Executives from Monsanto Co., DuPont, and Dow Chemical, among the world’s largest developers of biotech crops and the chemicals used to help produce them, told Reuters this week they are putting together a campaign aimed at turning the tide on what they acknowledge is a growing public sentiment against genetically modified organisms (GMOs) used as ingredients in the nation’s food supply.
Last year, the industry spent $40 million to defeat a labeling measure in California. But similar initiatives are underway now in more than 20 states, and the move by the big biotech firms is designed to thwart the spread of such initiatives, which the companies say would confuse consumers and roil the food manufacturing industry.
“Even when we prevail, we lose,” said Cathy Enright, executive vice president for food and agriculture for the global Biotechnology Industry Organization (BIO,) which includes Monsanto, DuPont, Dow Chemical as members.
“To try to oppose this state by state, that is unsustainable,” she said.
The big biotech firms are still working out details of their plan, but it will likely have a large social media component, the company executives said. The group will focus on conveying what it says are the many benefits of biotech crops. Participants have not yet set a budget for the campaign, Enright said.
The most popular gene-altered crops withstand dousings of weed-killing chemicals and produce their own insect-killing toxins. Biotech corn, canola, soybeans, and other crops are used in human food and animal feed around the world and biotech companies say they are heavily regulated and thoroughly tested.
Proponents of labeling for GMO foods said momentum is on their side. Various groups have held rallies over the last several weeks in Washington, D.C., and at several state capitols to press the issue.
“They should be worried,” said Scott Faber, executive director of the Just Label It campaign, which has petitioned the Food and Drug Administration to require labeling of foods containing genetically engineered ingredients.
In fact, supporters of a Washington state measure similar to the failed California initiative said Tuesday they had raised more than $1 million from supporters.
In introducing a U.S. labeling bill Wednesday, U.S. Sen. Barbara Boxer and U.S. Rep. Peter DeFazio said consumers have a right to know what type of ingredients are in their food.
“Consumers deserve to have clear, consistent, and accurate facts about the food products they purchase,” Sen. Richard Blumenthal of Connecticut said in a statement. Blumenthal was one of 31 lawmakers who co-sponsored the bill.
Law makers and anti-GMO activists are responding to growing public concern about possible health risks associated with GMO foods. While there is no scientific consensus that foods made with GMO ingredients are harmful, activists argue that people have a right to know what they are eating.

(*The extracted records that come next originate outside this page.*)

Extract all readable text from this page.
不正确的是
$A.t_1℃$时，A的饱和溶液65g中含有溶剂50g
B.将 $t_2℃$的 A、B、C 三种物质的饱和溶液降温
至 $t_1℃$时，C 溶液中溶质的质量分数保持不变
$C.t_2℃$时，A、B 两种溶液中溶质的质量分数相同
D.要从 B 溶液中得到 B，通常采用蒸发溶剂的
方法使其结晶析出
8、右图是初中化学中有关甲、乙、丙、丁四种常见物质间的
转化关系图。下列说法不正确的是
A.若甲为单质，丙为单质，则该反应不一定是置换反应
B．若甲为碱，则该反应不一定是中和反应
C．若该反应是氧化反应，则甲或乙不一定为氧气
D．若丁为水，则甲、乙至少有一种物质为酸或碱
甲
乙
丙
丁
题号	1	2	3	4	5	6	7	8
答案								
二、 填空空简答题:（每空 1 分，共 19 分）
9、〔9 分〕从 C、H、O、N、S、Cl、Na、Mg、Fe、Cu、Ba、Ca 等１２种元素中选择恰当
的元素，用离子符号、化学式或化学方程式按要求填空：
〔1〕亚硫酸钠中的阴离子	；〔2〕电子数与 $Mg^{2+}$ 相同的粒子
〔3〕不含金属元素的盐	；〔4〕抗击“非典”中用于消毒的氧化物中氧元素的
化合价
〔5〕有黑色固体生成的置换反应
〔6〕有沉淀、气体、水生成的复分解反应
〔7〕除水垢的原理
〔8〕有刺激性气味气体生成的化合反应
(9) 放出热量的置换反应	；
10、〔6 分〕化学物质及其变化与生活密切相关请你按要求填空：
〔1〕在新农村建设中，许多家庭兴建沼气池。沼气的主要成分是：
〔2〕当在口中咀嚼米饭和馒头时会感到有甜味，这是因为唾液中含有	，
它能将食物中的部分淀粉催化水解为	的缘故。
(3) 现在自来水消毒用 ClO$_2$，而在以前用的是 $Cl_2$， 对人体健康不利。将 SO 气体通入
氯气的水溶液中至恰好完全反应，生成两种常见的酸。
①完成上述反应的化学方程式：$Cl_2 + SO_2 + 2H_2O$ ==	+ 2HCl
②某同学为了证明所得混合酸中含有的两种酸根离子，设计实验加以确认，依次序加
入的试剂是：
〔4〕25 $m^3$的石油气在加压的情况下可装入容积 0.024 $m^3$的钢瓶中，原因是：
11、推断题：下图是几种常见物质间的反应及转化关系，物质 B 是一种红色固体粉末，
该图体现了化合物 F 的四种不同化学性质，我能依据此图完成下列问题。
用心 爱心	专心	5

Last month, grocery retailer Whole Foods said that it would require suppliers to label any product made with genetically modified ingredients. And the Natural Products Association, which represents 1,900 food industry players, has called for a uniform standard for GMO labeling to apply nationwide.
“This is a rapidly growing movement,” said Dave Murphy, a spokesman for Food Democracy Now, a group pushing for GMO labeling. “We’re not giving up until we have labeling. We’re just not going away.”
Monsanto and other biotech crop companies say mandatory labeling would confuse consumers and could deter them from purchasing foods made with genetically modified ingredients.
Biotech companies also are concerned that consumer sentiment is causing regulators to slow down approvals of new GMOs, said Dow AgroSciences Brad Shurdut. Shurdut leads the company’s government and regulatory affairs.
Dow had hoped to have a GMO corn product called “Enlist” on the market this year. But amidst opposition from farmers, consumers and public health officials, the company now expects a delay of at least a year.
“It is having a profound impact on our regulatory system,” said Shurdut.
Monsanto, which in 1996 commercialized the first biotech crop, a soybean resistant to herbicide, wants to communicate how biotech crops help farmers produce food, said executive vice president Jerry Steiner. Despite the worst drought in 50 years, farmers last year still produced better-than-expected crops due in large measure to biotech improvements to corn, he said.
Steiner recognizes the industry faces an uphill battle.
“We fully respect that people make up their own minds,” said Steiner. “But there is a fact gap that exists. It is our responsibility to do a better job of filling it.”